Ale holenderska gwiazda pokazała wszystko na co ją stać podczas Freestyle’a i razem z Salinero wytańczyli drogę do zwycięstwa.
Isabell Werth na Satchmo musiała zadowolić się drugą pozycją, a trzecie miejsce zajął Heike Kemmer na Bonaparte.
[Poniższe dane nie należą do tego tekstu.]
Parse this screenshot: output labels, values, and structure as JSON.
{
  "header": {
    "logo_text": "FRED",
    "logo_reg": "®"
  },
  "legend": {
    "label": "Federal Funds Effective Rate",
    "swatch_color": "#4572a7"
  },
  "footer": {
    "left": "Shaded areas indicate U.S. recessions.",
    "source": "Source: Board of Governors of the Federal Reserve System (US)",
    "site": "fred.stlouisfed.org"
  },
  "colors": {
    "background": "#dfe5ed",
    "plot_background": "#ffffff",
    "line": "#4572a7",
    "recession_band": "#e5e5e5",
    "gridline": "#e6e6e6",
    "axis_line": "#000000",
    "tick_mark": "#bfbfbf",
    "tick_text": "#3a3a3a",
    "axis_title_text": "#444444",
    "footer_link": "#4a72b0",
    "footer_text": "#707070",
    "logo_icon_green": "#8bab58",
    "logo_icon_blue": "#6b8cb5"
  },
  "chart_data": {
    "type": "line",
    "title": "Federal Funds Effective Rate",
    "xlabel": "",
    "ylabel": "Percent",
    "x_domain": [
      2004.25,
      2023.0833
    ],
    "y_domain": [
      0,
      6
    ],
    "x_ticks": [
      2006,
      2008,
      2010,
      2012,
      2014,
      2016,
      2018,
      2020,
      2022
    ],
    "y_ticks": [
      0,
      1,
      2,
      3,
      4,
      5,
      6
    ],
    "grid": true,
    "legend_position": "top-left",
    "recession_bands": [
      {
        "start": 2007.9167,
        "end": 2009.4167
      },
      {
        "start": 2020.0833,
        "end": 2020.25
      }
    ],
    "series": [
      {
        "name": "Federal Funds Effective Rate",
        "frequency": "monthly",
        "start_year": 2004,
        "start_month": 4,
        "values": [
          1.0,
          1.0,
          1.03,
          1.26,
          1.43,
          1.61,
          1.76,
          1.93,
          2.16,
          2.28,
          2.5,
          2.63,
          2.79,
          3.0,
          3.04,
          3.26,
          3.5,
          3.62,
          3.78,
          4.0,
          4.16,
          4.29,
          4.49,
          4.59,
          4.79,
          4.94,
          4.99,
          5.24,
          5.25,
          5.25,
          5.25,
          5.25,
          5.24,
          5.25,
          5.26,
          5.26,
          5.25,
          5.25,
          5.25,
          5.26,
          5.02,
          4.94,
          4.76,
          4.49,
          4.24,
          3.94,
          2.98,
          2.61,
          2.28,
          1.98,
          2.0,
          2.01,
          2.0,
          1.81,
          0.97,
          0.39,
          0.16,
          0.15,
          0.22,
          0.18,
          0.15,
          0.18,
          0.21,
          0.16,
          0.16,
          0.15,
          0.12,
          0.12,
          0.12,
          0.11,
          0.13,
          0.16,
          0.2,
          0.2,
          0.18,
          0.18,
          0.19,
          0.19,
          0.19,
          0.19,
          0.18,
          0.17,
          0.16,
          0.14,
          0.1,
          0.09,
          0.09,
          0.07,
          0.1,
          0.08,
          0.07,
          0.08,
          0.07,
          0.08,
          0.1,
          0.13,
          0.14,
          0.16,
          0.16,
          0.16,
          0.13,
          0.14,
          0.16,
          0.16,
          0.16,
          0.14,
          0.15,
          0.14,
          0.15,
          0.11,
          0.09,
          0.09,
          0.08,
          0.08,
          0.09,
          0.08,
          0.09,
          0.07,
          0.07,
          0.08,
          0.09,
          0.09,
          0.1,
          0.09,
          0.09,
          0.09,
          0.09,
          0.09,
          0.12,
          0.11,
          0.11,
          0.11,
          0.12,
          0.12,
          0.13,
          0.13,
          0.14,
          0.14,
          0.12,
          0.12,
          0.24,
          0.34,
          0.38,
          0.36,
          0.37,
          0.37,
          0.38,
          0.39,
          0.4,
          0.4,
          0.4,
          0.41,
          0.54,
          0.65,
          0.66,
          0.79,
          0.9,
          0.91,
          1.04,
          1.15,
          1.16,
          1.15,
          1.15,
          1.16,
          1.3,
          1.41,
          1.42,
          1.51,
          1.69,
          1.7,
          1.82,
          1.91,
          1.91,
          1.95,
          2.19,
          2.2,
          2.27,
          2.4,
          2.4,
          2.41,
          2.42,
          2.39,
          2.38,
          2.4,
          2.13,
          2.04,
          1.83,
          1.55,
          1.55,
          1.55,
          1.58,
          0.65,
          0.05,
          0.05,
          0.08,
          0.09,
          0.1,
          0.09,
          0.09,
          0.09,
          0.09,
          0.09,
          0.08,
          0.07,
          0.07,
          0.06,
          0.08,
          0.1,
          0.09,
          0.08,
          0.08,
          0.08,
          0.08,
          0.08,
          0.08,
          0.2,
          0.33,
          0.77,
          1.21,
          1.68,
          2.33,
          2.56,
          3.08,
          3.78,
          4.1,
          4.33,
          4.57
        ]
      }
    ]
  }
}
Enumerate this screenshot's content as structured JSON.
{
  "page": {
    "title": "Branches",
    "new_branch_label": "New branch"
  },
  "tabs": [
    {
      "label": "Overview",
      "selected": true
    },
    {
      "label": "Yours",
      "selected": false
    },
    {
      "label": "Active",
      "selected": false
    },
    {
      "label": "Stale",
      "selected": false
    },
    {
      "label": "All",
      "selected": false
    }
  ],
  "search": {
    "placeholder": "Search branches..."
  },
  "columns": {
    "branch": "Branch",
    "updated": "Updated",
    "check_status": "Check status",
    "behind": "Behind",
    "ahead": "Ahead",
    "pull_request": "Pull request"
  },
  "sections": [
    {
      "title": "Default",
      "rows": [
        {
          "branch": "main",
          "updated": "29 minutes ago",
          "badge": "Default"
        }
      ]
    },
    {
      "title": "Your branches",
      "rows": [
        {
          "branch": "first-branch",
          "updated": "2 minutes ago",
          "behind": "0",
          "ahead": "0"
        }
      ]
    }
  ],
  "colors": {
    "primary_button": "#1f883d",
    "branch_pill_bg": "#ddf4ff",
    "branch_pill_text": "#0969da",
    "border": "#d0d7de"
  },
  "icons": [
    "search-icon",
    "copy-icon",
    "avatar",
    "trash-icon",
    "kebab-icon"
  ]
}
    Anky Van Grunsven miała wielkie wejście i dała z siebie wszystko do romantycznej muzyki "Dance of Devotion" (taniec oddania, poświęcenia się), którą stworzył Wibi Soerjadi. Salinero był bardzo wrażliwy i reagujący na każdy ruch Anky, a ona nie przedobrzyła.  Chociaż potem przyznała, że jej finałowe zatrzymanie nie przebiegło do końca zgodnie z planem.  "Bardzo lubię jeździć do muzyki. Gdy usłyszałam punktację Isabell, wiedziałam, że muszę pojechać dobrze i  że nie muszę ryzykować. Wszystko poszło dobrze z wyjątkiem finałowego zatrzymania – po prostu się nie udało, ale od razu pomyślałam, żeby o tym zapomnieć, że to nie istotne” – powiedziała Anky uzyskując  za ten przejazd 82,400%, co całkowicie dało jej punktację 78,680%.
"To był straszny tydzień” przyznała się Anky.  "Lubię Hong Kong i ludzi tutaj, ale presja na mnie była ogromna. W Atenach nie miałam nic do stracenia i byłam bardziej zrelaksowana. A teraz czułam, że muszę zdobyć ten medal, aby utrzymać poziom, a w Grand Prix Salinero był spięty” – powiedziała zawodniczka . "W Special próbowałam się poprawić i uspokoić, no i też  Isabell popełniła błąd.” „Wygrałam mój trzeci złoty olimpijski medal i jestem najbardziej rozpuszczoną osobą na świecie, gdyż mam dwa najwspanialsze konie” – dodała Anky.